Freight trains relieve congestion and improve mobility. A single intermodal train can remove 280 trucks from the highways. That’s the equivalent of removing 1,100 automobiles. It would take 500 trucks to move as much freight as a single-unit train carrying bulk commodities such as coal and lumber. That’s the equivalent of removing almost 2,000 autos.
Intermodal trains are especially effective in reducing congestion from already crowded roads and highways. Working with trucking companies, ocean steamship lines and logistics companies, railroads move containers and truck trailers over long distances while cooperating with motor carriers to provide short haul pickup and delivery service. Last year, rail intermodal service took nearly 12 million trucks off the highways — the equivalent of about 45 million automobiles.

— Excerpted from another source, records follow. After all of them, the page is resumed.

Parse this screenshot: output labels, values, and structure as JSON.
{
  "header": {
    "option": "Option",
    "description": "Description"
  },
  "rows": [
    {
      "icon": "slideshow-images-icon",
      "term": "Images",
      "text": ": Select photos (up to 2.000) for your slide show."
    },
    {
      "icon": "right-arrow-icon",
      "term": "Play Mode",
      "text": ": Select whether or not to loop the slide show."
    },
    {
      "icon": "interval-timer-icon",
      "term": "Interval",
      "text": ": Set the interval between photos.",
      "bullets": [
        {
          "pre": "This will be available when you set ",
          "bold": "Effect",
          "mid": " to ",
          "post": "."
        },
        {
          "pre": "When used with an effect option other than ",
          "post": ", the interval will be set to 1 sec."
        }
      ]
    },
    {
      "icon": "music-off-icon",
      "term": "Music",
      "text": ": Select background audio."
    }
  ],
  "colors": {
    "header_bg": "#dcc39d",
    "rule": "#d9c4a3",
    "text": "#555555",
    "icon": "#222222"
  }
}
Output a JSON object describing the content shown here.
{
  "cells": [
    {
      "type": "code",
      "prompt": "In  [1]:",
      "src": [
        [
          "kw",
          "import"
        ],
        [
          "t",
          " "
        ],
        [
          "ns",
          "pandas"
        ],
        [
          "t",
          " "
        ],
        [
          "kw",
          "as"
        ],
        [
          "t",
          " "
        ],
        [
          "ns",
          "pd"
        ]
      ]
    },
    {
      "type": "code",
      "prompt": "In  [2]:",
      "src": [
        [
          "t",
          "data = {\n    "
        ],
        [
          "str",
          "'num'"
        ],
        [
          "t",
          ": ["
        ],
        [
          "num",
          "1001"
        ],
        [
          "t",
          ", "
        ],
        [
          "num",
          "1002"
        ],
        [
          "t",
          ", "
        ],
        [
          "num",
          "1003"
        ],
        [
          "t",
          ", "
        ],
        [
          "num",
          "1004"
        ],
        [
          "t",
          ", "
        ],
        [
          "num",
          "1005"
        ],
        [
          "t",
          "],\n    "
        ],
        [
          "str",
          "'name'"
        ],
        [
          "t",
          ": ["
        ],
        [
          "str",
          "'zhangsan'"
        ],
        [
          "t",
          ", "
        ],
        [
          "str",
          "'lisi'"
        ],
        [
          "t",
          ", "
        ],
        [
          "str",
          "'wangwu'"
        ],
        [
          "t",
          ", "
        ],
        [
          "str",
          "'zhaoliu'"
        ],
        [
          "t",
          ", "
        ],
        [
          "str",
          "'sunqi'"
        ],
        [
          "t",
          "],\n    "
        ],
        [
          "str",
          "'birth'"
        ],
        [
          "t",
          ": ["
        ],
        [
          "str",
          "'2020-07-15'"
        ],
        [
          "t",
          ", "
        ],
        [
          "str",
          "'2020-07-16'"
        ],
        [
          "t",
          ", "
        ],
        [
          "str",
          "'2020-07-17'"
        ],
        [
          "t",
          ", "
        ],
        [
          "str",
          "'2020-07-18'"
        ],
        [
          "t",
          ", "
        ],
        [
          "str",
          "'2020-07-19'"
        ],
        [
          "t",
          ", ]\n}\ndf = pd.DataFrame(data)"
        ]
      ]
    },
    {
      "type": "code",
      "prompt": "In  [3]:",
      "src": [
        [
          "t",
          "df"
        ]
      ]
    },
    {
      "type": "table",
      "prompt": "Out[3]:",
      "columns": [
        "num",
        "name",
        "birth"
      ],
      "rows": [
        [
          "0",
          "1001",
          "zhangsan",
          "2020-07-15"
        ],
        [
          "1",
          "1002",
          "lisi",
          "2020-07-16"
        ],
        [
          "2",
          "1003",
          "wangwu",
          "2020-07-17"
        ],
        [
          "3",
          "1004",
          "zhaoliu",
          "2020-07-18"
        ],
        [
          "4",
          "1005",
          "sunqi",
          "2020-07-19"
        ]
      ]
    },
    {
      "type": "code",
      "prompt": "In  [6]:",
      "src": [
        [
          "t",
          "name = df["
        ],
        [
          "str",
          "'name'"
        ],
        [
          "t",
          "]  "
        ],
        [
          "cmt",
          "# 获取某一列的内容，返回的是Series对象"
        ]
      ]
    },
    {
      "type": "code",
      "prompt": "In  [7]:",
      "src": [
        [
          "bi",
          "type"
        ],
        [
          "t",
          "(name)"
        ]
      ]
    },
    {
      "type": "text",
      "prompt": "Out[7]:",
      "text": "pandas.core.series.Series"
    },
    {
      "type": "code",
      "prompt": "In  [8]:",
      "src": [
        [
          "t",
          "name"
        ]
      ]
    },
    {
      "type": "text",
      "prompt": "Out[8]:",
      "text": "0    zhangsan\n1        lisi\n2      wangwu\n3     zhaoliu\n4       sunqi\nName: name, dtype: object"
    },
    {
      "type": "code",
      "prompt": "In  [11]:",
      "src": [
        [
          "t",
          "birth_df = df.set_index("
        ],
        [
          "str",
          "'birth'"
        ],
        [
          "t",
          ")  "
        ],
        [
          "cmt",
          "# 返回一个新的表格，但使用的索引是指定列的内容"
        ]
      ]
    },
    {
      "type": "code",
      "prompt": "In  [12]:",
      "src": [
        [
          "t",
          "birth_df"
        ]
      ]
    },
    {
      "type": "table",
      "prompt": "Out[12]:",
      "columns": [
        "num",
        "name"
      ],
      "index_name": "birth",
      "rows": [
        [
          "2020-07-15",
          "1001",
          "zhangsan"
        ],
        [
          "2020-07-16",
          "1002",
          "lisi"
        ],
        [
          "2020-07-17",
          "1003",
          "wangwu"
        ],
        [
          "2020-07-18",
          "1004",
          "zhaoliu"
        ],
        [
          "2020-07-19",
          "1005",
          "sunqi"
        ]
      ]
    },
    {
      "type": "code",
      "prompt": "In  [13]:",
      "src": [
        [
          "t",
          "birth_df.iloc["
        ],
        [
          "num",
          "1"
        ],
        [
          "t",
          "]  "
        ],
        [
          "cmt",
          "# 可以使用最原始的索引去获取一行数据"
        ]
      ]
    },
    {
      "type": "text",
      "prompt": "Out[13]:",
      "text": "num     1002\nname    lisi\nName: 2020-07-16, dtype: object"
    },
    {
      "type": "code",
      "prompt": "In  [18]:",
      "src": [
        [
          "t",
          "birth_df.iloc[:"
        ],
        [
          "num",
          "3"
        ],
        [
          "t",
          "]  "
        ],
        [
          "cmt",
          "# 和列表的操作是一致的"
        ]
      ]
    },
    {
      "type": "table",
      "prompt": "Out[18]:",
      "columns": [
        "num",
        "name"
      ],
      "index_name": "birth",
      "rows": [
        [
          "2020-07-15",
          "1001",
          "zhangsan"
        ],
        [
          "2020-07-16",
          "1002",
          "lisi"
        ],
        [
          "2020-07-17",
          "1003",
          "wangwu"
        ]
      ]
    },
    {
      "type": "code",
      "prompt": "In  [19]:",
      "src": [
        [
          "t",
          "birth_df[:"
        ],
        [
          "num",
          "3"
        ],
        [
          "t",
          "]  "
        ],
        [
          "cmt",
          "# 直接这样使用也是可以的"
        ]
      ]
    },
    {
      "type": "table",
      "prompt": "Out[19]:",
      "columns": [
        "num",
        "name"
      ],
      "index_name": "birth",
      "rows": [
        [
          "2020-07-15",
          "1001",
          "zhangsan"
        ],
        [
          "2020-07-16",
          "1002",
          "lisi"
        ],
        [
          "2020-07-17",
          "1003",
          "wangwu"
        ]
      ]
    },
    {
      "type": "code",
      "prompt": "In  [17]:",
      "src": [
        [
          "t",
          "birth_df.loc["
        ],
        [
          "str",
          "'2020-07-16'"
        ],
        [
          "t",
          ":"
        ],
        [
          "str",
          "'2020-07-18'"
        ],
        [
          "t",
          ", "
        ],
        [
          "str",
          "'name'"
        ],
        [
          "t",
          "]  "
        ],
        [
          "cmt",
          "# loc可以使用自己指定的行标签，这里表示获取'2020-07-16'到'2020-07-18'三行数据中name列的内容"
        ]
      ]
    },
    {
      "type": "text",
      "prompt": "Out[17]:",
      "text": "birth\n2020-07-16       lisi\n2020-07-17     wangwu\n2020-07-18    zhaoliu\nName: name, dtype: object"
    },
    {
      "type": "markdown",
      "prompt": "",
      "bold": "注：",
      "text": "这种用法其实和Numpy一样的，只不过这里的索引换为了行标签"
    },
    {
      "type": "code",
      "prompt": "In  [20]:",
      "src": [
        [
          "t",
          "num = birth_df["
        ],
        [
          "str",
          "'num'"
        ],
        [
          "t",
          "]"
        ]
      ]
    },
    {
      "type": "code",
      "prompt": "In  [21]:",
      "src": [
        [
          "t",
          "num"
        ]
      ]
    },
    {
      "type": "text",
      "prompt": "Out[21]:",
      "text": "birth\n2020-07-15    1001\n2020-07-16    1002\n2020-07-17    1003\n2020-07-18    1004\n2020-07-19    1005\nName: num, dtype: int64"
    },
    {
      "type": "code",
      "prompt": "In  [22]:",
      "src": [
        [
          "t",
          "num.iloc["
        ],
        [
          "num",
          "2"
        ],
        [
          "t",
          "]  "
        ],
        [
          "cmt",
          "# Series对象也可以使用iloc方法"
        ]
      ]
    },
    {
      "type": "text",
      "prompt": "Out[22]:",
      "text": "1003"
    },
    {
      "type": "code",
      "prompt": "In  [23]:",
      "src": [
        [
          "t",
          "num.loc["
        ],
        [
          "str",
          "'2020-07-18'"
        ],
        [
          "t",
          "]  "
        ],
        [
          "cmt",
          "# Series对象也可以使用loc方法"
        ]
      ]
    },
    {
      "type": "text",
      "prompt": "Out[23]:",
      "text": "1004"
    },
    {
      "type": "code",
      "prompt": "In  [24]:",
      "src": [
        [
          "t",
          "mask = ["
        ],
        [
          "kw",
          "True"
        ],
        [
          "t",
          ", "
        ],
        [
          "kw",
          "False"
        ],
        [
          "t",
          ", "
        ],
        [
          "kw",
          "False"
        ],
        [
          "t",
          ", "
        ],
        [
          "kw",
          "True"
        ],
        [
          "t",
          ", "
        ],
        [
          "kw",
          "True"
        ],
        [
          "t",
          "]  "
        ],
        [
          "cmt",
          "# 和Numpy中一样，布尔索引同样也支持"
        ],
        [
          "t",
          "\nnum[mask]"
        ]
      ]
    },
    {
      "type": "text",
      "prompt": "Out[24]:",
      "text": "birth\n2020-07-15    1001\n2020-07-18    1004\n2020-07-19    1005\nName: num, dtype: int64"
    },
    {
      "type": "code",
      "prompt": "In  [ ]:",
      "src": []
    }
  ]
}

Freight trains also reduce pollution. The Environmental Protection Agency says locomotives are on average three times cleaner than trucks. Greenhouse gas emissions would fall by 12 million tons annually if just 10 percent of the long-haul freight moving on the highways instead moved by rail. New technology is making locomotives even cleaner, reducing idling, improving fuel mileage and reducing harmful emissions.
And freight trains conserve energy. In 2008, freight trains were able to move a ton of freight an average of 457 miles on a gallon of diesel fuel, more than three times as far as a truck can move it. Just since 1980, railroads have improved their fuel efficiency by 80 percent. If just 10 percent of long-haul truck tonnage moved instead by rail, the nation could save more than 1 billion gallons of fuel annually.
Railroads are increasing capacity, yet they are limited in what they can prudently invest to accomplish that. Unlike highways, which are publicly owned and funded, railroads are privately owned and don’t receive public funds to build and grow their network infrastructure and increase rail capacity. They provide the full cost of their infrastructure and its maintenance.
If our society is to become increasingly mobile, policymakers need to look closely at what they can do to encourage expansion of rail capacity to meet future growth challenges.
One idea is to provide tax credits for investments that expand rail capacity and allowing rail to depreciate all capital improvements in the year they are made. This would make it economically feasible to invest in more projects where the return otherwise would be inadequate. Bipartisan legislation to accomplish that has been introduced by Reps. Kendrick Meek (D-Fla.) and Eric Cantor (R-Va.) in the House, where it has gained a wide range of supporters.
Another way to encourage new funding is public-private partnerships, where the public pays for public benefits and the railroad pays for the benefits it receives. One example of this is the Chicago CREATE program — a public-private partnership that includes construction of a number new overpasses or underpasses where roads cross railroad tracks to reduce highway congestion, air pollution and grade crossing accidents. The program also includes streamlining Chicago’s rail network to benefit both passenger and freight services.
America’s growing congestion must be addressed to foster the nation’s continued economic growth. There is no one solution to the problem, but most assuredly rail has is a part of the solution. Public-private partnerships and a relatively modest program of tax incentives are just two approaches worth considering.
Edward R. Hamberger is president and CEO of the Association of American Railroads.